When AMD announced its new “Strix Point” Ryzen AI 300-series laptop chips at Computex, it said that they would be available in July. But when, AMD? Recent rumors reported that the launch day for AMD’s Zen 5 architecture would be July 15th, but we had no confirmation from the manufacturer itself. Well, we still don’t have that, but ASUS has helpfully provided a hint that the mid-July date is in fact correct.
From the ASUS eShop page for the Zenbook 16 S (UM5606).
That hint comes in the form of shipping dates for some of ASUS’ upcoming Ryzen AI 300-based laptops. You can pre-order most of the models on ASUS’ e-shop right now, but contrary to the “most orders ship out within 24 hours” visible right there on the same page, these machines say “We expect product to ship by 7/15″—exactly the date rumored for the release of the first Zen 5 processors, codenamed Strix Point.

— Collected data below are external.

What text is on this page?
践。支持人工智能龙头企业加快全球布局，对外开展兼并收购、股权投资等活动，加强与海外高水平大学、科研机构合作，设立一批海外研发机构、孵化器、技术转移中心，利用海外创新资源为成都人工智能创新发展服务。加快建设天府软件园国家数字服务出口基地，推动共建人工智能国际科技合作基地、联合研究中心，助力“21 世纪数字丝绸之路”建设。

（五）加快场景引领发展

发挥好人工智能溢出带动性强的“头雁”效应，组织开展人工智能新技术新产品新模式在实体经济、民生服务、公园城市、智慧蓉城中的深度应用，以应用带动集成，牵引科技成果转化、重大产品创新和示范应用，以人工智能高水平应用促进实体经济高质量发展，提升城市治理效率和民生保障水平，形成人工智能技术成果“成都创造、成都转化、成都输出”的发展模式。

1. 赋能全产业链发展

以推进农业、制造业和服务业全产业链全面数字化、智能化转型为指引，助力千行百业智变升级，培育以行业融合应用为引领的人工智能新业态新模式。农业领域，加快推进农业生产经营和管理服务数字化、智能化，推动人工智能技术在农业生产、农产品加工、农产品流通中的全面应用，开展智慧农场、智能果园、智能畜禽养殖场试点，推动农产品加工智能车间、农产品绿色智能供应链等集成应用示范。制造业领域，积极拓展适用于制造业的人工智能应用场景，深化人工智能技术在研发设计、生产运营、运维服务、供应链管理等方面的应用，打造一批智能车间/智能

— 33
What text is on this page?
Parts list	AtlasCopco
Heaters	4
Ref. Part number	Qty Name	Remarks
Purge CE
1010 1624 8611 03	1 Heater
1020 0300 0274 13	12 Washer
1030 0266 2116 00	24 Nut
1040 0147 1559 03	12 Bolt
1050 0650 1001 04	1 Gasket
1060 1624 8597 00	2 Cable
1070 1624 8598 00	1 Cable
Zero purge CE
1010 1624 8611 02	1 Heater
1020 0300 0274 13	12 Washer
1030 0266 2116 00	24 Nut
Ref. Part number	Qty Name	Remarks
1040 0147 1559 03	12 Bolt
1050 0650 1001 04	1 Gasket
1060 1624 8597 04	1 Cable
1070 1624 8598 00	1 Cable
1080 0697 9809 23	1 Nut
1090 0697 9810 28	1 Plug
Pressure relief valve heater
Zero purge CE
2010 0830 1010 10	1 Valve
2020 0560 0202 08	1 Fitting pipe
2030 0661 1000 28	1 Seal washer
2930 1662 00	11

By the way, that $1699.99 price there is for the Zenbook S 16 (UM5606), which is also pictured at the top. That machine will come with a top-of-the-line Ryzen AI 9 HX 370 processor, Windows 11 Pro, 32GB of LPDDR5X memory, and a 2880×1800 OLED with a 120-Hz refresh rate and 500-nits peak HDR brightness. It comes with a pair of USB 4 ports and a massive 78-WHr battery despite that it’s just a half-inch thick. Actually, it reminds us quite a bit of the Samsung Galaxy Book4 Edge that we’re currently testing.
Of course, one of the most interesting parts of the laptop for now is that new AMD APU it’s based on. These chips have four standard Zen 5 cores and eight Zen 5C dense cores. If you’re wondering what that means, in practical terms the only difference is that the Zen 5C cores will not clock as high as the standard cores. They also have a powerful RDNA 3.5 GPU with 8 workgroup processors (16 compute units) as well as an XDNA 2 NPU for AI work, should that be important to you.
Those same rumors we mentioned before also posited that the Zen 5-based Ryzen 9000 desktop processors would come along two weeks after the mobile parts, on July 31st. AMD hasn’t confirmed that either, but given the accuracy of the Strix Point launch date, we’re inclined to believe it. Those chips are essentially a straight upgrade on the Ryzen 7000 processors, swapping out the Zen 4 CCDs with Zen 5 equivalents. This makes them kind of uninteresting from a technology perspective, but they should be quite fast indeed.